Please sign on to urgent Russia diplomacy letter

The Quincy Institute, Just Foreign Policy, and others are circulating a letter that encourages the Biden administration to continue seeking diplomatic solutions with Russia to their conflict with Ukraine.

So far groups including Common Defense, Concerned Veterans for America, Defense Priorities, FCNL, Just Foreign Policy, Physicians for Social Responsibility, and Quincy Institute have signed on, among others.

We hope you can add your organization to this critical and urgent letter. Please let us know and sign on here. The deadline is COB tomorrow, Friday, January 7.

People who are in close touch with the administration have confirmed the news reports that indicate that Biden and Sullivan are pursuing a pro-engagement approach and face opposition from more hawkish elements such as Nuland. This letter is timed to provide support for the diplomatic engagement sought by Pres. Biden and NSA Sullivan.

Here is the link to the letter text (full text pasted below this email as well):

Sign the letter HERE. 

Thank you so much for your time and consideration. I hope that you are staying healthy this winter!



Letter Text below:

Dear President Biden,

We are writing to support your efforts to engage diplomatically with Russia. Continuing engagement is necessary to avert a military conflict that will harm the interests of the United States, kill and injure innocent civilians in Ukraine, and risk spiraling into a potentially catastrophic war between the world’s two leading nuclear powers. We greatly appreciate your decision to respond to the substantial Russian military deployment near Ukraine by engaging in direct talks with Russian President Vladimir Putin and arranging broader talks this month between Russia, the United States, and our NATO allies. We urge you to continue to pursue diplomatic progress, to promote deescalation, and to seek negotiated solutions to disputes that avoid war.

We agree with Secretary of State Tony Blinken that “[d]iplomacy is the only responsible way to resolve this potential crisis.” We share his view that the “most promising avenue for diplomacy is for Russia and Ukraine to return to dialogue in the context of the Minsk II agreements,” and are encouraged that both the Putin and Zelenskyy administrations have reaffirmed their commitment to Minsk.
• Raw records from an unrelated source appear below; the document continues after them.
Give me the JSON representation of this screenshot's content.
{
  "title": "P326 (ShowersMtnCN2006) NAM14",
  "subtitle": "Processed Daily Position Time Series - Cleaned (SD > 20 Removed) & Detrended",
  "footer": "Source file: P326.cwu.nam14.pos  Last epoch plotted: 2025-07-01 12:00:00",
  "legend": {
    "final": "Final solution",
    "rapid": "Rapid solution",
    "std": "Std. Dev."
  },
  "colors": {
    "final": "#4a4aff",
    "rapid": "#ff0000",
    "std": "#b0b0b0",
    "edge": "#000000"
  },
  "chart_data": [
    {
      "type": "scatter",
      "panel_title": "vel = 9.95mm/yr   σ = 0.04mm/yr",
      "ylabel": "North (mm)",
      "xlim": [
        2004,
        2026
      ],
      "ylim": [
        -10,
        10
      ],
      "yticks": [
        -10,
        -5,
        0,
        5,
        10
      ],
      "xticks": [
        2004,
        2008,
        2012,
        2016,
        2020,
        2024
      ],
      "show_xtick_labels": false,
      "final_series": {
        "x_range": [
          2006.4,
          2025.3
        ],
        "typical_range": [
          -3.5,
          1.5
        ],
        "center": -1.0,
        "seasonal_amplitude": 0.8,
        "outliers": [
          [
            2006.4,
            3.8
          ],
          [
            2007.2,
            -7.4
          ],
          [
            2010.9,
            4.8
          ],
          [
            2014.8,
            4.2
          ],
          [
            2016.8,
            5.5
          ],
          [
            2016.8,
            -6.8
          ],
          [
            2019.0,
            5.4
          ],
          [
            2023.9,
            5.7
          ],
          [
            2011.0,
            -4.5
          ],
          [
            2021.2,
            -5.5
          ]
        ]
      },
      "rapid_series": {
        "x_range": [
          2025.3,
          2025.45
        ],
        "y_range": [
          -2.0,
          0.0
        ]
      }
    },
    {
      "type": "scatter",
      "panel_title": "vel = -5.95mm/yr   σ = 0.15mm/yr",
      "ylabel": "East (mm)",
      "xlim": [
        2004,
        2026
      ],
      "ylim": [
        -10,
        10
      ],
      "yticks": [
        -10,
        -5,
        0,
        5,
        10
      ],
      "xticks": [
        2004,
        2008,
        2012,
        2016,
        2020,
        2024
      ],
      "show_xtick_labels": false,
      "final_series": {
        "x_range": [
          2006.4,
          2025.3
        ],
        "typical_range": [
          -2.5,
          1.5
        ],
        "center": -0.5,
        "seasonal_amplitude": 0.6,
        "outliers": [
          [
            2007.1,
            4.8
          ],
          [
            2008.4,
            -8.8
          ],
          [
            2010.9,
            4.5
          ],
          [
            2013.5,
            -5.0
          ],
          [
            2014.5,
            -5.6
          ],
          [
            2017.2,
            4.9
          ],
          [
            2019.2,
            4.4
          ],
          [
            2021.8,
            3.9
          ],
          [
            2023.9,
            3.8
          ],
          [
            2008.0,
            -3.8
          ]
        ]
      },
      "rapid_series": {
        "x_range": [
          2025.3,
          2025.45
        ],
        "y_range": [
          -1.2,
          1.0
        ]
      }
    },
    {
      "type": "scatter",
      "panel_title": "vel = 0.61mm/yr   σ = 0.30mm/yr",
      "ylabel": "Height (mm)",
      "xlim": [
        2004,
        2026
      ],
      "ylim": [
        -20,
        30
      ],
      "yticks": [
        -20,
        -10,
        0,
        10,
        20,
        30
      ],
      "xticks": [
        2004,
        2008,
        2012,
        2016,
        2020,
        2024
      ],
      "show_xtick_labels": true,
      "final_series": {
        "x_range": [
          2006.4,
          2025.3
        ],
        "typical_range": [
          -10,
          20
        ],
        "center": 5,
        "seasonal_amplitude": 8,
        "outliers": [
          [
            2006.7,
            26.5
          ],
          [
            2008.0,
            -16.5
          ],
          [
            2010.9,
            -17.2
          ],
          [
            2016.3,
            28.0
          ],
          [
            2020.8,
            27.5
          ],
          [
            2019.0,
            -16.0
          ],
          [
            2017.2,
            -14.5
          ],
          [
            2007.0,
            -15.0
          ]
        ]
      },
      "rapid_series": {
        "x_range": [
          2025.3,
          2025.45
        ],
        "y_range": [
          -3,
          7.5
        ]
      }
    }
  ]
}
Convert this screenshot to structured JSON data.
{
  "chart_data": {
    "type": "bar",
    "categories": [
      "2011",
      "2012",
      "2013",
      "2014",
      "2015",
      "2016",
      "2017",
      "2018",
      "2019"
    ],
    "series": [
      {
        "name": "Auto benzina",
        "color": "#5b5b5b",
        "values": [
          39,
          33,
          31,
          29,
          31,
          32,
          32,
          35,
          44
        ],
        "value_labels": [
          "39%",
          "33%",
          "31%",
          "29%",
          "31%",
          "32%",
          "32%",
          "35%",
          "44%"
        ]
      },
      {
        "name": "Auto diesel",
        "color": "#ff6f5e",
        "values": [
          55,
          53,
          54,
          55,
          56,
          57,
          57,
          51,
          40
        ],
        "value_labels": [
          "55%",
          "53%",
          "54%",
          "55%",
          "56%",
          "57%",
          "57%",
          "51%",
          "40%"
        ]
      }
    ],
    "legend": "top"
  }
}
The Minsk II accords would demilitarize the eastern Donbass region of Ukraine and guarantee meaningful political autonomy to the region while retaining Ukrainian sovereignty over the area and its borders. The United States should press both Ukraine and Russia to implement a workable version of the Minsk accords.

We also welcome your rejection of calls to station U.S. troops in or around Ukraine to protect against a potential Russian incursion, stating that such an effort is “not on the table.” You are right to emphasize that our “moral [and] legal obligation to our NATO allies” under Article 5 “does not extend to […] Ukraine”. Direct military confrontation between two nuclear superpowers would be enormously risky and irresponsible. Such a war would pose great risks in exchange for little if any benefit to the national security of the United States. In order to avoid the risk of war in the future, the United States should adopt a policy that rejects further expansion of NATO.

The United States has never before committed to use U.S. troops in a military defense of Ukraine and it should not do so now.  Should your position on the introduction of U.S. troops into hostilities change for any reason, we trust you will seek prior congressional authorization as required under the Constitution and the War Powers Act of 1973 (which also covers any assignment of U.S. forces to “command, coordinate, or participate in the movement of” foreign military forces engaged in ongoing or likely hostilities).

As President Obama has noted, Ukraine is a core national security interest for Russia in a way that it is not for the United States, particularly considering that it is directly on the Russian border but geographically distant from the United States. President Obama’s correct assessment that Russia will always have a stronger interest in Ukraine than the United States informed his decision to reject Congressional calls for lethal aid to that country.

Diplomacy is the only reasonable path forward for U.S.-Russia relations. We echo the call by over 100 former U.S. officials and leading scholars who stated that, in addition to addressing urgent security challenges, we must engage in a serious and sustained strategic dialogue with Russia “that addresses the deeper sources of mistrust and hostility” while deterring Russian military aggression. These dialogues must engage with President Putin’s explicit pursuit of “reliable and long-term security guarantees” that would “exclude any further NATO moves eastward and the deployment of weapons systems that threaten us in close vicinity to Russian territory.”

Russia perceives NATO expansion as a threat, stemming from the nature of NATO security guarantees and a longstanding Russian perception that Western leaders violated past assurances regarding NATO expansion. It is in the interests of the United States, the region, and the world to address these and other root causes of tension with Russia as part of an ongoing strategic dialogue. Such a dialogue does not necessarily preclude the use of other mechanisms to deter Russia aggression that are appropriately scaled, do not harm innocent civilians, and do not risk a disastrous escalation into war.

Mr. President, you face a stark and profoundly consequential choice. We urge you to maintain and deepen your diplomatic and realistic approach towards Russia and Ukraine, including by continuing to refrain from provocative actions that could raise tensions. It is in the interests of the United States, our allies, the people of Ukraine themselves, and the world community that the disputes between our nations be settled peacefully.